Le cinéma de Blain, dépouillé des affèteries et des simagrées, épuré des grimaces de comédiens et des mots d’auteurs, délivré des mouvements de caméra intempestifs, est nu sans doute, mais comme une épée.
Ses films, ramenés à leur strict nécessaire, laissent les coquetteries formelles aux Auteurs, ces forçats du style. Ses héros endurent tellement que les accabler de travellings avantageux et de raccords sursignifiants, serait leur manquer de respect. Il faut au contraire leur rendre grâce, et pour cela briser dans l’œuf les tentations maniéristes, les virages baroques, les atermoiements byzantins, tout ce qui masque et travestit. Tout ce qui gâte.

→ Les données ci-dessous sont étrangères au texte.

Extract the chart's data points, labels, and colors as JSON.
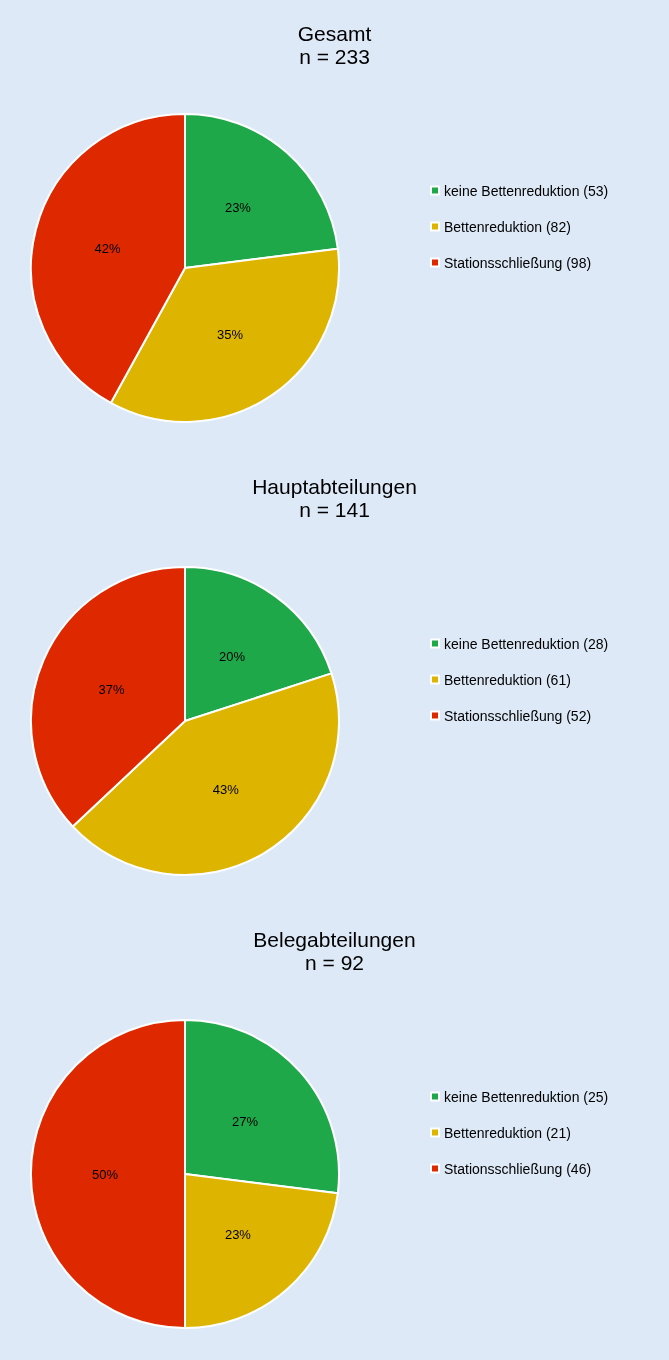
{
  "chart_data": [
    {
      "type": "pie",
      "title": "Gesamt",
      "subtitle": "n = 233",
      "categories": [
        "keine Bettenreduktion (53)",
        "Bettenreduktion (82)",
        "Stationsschließung (98)"
      ],
      "values": [
        23,
        35,
        42
      ],
      "value_labels": [
        "23%",
        "35%",
        "42%"
      ],
      "colors": [
        "#1ea84a",
        "#ddb400",
        "#dd2800"
      ],
      "legend": "right"
    },
    {
      "type": "pie",
      "title": "Hauptabteilungen",
      "subtitle": "n = 141",
      "categories": [
        "keine Bettenreduktion (28)",
        "Bettenreduktion (61)",
        "Stationsschließung (52)"
      ],
      "values": [
        20,
        43,
        37
      ],
      "value_labels": [
        "20%",
        "43%",
        "37%"
      ],
      "colors": [
        "#1ea84a",
        "#ddb400",
        "#dd2800"
      ],
      "legend": "right"
    },
    {
      "type": "pie",
      "title": "Belegabteilungen",
      "subtitle": "n = 92",
      "categories": [
        "keine Bettenreduktion (25)",
        "Bettenreduktion (21)",
        "Stationsschließung (46)"
      ],
      "values": [
        27,
        23,
        50
      ],
      "value_labels": [
        "27%",
        "23%",
        "50%"
      ],
      "colors": [
        "#1ea84a",
        "#ddb400",
        "#dd2800"
      ],
      "legend": "right"
    }
  ]
}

Une image juste est celle qui se libère du moindre colifichet. Or le plus redoutable d’entre eux, le plus insidieux, est bien le naturalisme, cette sincérité de parade qui ment sur l’essentiel, cette façon odieuse qu’a le cinéma de faire semblant, ce trucage de trop. Chez Blain, tout est refondu, non pour faire vrai, mais pour toucher juste. L’équilibre du plan organise le monde. En témoigne l’harmonieuse composition des cours d’immeubles dans Le rebelle (1980) ou Pierre et Djemila (1986-1987), des cafés dans Les amis (1971), Le pélican (1973-1974) ou Un enfant dans la foule (1976), des réunions dans Jusqu’au bout de la nuit (1995) ou Ainsi soit-il (1999-2000). De même, la symétrie du cadre devient acte de résistance. Résister, c’est combattre l’imbroglio des idées et la confusion des images, ce carrousel qui n’a d’autre fin que le vertige et le sursaut. Dans un film de Gérard Blain, le personnage est au centre du cadre, qu’il soit immobile ou qu’il marche, qu’il court même. Pour le reste, hormis quelques scènes de groupes prenant toujours soin d’équilibrer les forces en présence, se répondent les duels et les duos. Les premiers isolent chacun des protagonistes (certains champs/contre champs se font même face caméra), jusqu’à la disparition, parfois la mort, de l’un des deux dans son cadre. Les seconds, qu’il s’agisse de relations filiales ou amoureuses, préfèrent les partenaires se retrouvant côte à côte, voire face à face, saisis ensemble dans le même plan. Puisque rien ne vient parasiter le geste, fausser le regard, maquiller les traits, déformer la voix ou entraver la démarche, chaque corps peut alors imposer sa présence.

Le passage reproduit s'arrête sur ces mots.